Sorry I should clarify - spread is completely the wrong word.
The *difference* between the high and low of day is the number I hypothetically have. However, I would not know the HOD or LOD, just the difference between them.
i.e. today's stock price is $3. The tool I have would predict tomorrow's HOD LOD difference is $2. Tomorrow's actual stock price trades as such:
HOD - $6
LOD - $4
You don't know *when* the LOD will happen. You just know that at some point the difference b/t HOD and LOD for that day is $2. For the record, this does not have to be for penny stocks. It would actually be more likely for high volume stocks >$5, with good volatility.

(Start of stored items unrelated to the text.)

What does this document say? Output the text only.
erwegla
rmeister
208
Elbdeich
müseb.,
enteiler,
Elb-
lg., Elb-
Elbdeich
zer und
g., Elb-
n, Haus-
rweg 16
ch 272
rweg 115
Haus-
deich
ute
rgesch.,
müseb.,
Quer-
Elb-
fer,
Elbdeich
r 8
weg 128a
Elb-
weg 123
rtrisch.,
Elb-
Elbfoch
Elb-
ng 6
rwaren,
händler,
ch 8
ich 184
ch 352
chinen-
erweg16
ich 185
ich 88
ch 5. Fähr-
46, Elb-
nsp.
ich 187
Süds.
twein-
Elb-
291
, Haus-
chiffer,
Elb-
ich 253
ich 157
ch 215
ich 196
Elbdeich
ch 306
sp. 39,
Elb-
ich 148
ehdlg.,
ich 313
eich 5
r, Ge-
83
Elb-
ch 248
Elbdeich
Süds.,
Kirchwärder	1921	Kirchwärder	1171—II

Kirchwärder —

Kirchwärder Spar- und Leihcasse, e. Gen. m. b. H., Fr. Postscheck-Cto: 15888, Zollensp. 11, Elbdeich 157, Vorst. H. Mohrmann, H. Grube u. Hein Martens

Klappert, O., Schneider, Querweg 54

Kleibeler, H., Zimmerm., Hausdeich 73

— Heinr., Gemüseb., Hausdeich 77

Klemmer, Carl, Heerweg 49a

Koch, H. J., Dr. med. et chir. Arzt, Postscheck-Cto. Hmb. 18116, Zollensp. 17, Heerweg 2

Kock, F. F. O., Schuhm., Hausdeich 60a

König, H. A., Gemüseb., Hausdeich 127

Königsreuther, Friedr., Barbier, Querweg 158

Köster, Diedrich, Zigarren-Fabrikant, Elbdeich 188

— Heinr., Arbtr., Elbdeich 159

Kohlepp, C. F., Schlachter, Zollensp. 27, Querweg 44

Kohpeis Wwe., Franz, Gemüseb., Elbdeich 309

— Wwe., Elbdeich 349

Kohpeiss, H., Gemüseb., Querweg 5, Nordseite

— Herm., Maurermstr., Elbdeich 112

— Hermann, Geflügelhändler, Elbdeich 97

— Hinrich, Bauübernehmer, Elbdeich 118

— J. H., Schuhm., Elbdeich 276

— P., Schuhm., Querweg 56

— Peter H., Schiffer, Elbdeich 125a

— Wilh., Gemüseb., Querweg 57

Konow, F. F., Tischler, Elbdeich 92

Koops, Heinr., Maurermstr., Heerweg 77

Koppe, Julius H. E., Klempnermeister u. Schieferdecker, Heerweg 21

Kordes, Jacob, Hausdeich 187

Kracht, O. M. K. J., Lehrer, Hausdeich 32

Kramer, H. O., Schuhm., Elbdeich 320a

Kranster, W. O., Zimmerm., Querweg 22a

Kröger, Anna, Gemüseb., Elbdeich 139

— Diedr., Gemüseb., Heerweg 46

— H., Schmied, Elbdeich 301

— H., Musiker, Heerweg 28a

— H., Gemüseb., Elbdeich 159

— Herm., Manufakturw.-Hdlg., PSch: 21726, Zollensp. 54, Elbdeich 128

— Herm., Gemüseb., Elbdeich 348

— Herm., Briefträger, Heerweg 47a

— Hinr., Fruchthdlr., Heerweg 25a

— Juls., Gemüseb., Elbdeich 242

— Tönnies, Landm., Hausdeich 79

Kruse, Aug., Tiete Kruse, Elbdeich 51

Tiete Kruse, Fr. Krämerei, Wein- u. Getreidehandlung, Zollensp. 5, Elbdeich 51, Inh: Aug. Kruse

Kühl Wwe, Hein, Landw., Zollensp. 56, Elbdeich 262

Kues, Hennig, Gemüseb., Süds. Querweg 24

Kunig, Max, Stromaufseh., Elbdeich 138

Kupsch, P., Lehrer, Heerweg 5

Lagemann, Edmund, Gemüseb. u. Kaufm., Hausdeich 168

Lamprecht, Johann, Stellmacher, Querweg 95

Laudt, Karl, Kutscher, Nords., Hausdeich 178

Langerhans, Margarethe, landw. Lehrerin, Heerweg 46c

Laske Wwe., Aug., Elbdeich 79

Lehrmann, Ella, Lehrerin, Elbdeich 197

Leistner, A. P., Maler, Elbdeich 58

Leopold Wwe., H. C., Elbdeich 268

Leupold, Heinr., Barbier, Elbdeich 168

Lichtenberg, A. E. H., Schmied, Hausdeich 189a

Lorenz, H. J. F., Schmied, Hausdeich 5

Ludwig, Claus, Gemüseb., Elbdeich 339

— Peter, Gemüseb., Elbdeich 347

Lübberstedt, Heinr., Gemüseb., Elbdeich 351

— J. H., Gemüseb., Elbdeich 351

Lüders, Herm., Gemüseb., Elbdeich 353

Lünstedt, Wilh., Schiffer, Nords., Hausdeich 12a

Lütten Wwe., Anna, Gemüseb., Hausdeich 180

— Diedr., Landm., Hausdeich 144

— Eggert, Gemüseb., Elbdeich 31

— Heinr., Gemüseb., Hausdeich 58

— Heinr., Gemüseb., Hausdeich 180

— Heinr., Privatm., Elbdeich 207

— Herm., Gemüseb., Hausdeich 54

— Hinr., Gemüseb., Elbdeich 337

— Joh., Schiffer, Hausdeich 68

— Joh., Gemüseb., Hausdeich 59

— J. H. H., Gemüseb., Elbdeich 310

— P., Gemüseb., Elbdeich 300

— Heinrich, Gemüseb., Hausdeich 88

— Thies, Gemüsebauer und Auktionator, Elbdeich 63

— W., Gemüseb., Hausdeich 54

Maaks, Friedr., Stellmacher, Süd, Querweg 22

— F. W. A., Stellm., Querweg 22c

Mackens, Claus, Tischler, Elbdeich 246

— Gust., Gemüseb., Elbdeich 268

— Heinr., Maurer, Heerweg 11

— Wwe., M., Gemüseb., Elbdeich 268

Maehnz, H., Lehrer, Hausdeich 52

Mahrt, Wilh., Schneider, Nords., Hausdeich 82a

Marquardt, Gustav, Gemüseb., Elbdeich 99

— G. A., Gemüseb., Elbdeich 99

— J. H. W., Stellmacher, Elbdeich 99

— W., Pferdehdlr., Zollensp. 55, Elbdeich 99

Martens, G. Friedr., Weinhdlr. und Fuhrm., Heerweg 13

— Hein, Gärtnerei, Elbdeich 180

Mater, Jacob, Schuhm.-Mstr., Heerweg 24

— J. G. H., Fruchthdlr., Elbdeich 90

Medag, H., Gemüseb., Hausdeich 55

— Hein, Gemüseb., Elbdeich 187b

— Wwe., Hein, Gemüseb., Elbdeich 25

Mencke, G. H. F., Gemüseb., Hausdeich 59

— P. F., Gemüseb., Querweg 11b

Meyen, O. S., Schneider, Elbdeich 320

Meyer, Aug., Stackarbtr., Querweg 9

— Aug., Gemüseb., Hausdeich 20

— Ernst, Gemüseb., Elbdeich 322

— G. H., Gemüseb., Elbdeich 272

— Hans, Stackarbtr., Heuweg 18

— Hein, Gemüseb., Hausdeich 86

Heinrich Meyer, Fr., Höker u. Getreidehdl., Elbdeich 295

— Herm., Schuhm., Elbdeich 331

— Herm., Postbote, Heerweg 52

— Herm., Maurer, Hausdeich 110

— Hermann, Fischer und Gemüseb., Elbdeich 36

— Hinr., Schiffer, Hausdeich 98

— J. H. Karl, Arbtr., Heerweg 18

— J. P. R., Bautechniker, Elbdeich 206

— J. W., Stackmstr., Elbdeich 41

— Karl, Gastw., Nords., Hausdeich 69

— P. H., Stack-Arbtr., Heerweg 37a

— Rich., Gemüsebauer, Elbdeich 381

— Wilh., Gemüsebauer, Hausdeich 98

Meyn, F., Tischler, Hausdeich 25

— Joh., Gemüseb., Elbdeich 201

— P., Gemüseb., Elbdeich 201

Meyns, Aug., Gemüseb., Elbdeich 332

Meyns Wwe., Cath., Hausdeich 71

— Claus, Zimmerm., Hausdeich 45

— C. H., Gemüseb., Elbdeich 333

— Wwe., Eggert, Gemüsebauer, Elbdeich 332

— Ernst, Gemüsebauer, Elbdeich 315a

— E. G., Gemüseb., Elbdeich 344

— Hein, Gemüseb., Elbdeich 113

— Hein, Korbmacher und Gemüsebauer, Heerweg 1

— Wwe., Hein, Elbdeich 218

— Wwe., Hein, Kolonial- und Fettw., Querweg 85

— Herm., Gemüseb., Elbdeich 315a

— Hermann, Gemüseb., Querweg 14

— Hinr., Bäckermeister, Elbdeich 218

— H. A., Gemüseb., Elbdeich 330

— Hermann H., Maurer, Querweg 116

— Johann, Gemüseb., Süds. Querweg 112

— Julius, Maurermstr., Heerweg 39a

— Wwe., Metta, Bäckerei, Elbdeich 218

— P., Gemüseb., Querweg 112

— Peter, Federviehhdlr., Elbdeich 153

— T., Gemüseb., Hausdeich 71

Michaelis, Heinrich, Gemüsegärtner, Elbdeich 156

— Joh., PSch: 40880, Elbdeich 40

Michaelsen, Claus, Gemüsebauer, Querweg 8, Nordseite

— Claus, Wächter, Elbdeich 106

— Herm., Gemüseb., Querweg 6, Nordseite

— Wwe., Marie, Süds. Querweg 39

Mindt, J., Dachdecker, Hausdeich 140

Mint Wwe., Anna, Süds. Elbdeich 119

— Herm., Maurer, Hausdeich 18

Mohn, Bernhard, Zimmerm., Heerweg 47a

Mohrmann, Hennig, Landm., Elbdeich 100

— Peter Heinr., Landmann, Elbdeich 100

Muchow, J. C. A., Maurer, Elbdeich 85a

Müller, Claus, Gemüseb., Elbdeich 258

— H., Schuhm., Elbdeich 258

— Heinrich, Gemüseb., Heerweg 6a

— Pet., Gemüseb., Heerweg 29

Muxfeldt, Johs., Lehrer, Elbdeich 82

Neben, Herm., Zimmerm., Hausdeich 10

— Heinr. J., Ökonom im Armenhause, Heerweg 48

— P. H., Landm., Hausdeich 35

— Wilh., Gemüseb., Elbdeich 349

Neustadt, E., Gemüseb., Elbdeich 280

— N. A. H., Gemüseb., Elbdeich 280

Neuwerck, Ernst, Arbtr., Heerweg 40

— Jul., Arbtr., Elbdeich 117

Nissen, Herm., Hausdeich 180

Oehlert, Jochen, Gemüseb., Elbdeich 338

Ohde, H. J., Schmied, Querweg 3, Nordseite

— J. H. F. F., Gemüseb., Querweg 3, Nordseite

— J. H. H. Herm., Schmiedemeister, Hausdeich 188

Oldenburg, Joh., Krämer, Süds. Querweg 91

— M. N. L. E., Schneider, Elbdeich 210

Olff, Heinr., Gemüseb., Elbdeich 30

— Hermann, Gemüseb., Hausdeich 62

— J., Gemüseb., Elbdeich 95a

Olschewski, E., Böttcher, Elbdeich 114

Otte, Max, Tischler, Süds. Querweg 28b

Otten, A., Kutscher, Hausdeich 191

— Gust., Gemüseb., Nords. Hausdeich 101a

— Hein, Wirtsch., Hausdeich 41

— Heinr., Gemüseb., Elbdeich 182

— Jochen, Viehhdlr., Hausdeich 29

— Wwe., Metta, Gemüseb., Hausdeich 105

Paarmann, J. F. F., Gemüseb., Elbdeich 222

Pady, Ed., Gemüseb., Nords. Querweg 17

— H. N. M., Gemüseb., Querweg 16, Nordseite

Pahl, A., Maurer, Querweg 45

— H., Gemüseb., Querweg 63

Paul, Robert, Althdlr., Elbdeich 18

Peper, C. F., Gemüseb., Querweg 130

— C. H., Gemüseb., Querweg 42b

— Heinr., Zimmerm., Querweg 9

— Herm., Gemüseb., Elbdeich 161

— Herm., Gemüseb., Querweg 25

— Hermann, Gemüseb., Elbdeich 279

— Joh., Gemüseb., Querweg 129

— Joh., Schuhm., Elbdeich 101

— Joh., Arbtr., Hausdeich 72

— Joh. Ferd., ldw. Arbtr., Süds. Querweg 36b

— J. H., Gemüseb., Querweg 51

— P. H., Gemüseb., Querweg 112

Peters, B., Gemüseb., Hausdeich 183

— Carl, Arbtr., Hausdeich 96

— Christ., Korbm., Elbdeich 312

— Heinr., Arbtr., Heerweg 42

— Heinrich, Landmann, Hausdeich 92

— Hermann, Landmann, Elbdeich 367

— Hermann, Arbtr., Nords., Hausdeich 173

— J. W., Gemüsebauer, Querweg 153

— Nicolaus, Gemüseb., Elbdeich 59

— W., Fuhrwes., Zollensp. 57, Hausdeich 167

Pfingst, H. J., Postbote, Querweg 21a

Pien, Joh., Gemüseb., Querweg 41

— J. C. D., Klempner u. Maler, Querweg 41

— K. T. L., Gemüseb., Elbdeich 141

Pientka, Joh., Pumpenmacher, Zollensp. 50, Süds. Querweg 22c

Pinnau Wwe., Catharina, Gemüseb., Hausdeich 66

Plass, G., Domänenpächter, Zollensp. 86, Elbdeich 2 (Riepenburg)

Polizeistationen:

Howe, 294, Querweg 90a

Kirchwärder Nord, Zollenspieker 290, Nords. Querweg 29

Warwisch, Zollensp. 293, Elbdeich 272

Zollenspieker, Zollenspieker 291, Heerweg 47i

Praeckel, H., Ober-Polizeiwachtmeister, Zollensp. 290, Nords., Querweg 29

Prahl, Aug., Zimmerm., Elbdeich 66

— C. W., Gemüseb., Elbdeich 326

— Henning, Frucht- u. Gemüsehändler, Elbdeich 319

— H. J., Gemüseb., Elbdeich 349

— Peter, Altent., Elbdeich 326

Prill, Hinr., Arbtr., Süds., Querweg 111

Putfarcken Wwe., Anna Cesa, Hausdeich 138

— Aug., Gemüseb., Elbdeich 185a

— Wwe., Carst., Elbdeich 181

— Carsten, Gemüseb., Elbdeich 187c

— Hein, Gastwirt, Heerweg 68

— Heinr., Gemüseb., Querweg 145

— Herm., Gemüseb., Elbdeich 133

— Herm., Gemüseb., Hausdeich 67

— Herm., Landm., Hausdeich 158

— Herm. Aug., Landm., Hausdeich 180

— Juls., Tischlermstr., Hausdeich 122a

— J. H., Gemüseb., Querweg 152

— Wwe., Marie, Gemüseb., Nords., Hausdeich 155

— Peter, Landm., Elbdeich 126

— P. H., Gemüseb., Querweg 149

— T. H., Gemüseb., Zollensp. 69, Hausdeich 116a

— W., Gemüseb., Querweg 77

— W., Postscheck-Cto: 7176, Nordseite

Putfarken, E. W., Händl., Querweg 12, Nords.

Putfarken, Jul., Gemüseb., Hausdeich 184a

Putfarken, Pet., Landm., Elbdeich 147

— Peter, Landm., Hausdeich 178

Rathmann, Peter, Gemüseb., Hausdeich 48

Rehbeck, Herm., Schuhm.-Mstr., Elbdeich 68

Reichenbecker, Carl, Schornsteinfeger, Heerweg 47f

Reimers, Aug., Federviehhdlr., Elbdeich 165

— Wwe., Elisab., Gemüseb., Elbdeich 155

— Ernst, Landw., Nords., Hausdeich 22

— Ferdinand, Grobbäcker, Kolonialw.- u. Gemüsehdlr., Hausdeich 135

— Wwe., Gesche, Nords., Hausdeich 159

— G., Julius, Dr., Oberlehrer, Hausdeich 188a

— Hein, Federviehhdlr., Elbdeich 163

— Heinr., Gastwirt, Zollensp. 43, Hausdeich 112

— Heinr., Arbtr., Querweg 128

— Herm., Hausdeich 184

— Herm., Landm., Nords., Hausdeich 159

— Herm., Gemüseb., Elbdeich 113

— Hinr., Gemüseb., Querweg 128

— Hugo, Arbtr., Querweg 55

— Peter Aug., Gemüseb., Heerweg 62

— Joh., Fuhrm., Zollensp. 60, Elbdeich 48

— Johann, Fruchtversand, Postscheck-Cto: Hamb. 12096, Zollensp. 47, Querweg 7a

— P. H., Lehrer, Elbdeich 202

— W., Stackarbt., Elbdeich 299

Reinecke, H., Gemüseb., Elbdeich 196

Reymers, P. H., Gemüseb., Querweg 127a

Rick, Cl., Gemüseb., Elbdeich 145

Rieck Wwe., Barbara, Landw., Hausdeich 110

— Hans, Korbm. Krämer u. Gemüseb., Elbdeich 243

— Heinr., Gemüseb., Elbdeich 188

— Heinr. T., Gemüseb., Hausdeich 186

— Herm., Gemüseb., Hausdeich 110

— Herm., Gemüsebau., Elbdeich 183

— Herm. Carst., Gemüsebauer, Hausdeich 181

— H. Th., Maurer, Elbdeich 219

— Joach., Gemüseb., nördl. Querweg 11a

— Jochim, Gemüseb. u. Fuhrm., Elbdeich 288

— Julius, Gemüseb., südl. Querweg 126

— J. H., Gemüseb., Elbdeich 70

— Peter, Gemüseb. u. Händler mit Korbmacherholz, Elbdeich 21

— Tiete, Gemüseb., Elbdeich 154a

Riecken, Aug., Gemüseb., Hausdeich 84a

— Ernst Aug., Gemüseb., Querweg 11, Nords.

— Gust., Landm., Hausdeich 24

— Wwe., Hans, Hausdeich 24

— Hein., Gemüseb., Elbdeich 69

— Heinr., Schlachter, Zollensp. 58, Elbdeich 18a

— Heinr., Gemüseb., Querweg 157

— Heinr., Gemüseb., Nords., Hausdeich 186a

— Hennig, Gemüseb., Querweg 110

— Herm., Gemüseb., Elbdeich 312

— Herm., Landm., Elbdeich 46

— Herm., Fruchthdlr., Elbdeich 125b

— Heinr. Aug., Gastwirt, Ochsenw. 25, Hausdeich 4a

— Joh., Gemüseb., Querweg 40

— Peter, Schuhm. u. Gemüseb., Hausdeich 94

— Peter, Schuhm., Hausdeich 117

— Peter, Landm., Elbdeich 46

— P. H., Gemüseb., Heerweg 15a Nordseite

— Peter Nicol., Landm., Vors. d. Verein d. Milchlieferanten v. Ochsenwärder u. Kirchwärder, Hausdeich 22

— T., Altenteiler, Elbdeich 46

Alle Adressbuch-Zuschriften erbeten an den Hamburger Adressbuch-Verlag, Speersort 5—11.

I'm developing software that creates technicals. This 'difference' function just happens to be one of the easier things to predict about tomorrow's price. This is in no way confirmed yet, I am just playing around with the software as I go along.. will update you on progress as I move on.
This is another story, yes, spread was a wrong word, ok, you can predict the difference between HOD and LOD, you gave the HOD - $6 and LOD - $4 example, but, it can also be HOD - $5 and LOD - $3, or HOD - $4.5 and LOD - $2.5, or HOD - $5.5 and LOD - $3.5 or am I wrong?
If your software can predict the difference between the HOD and the LOD but, also the LOD and the HOD, that would be a great tool, but, if only the first hypothesis, I still don't see any practice advantage.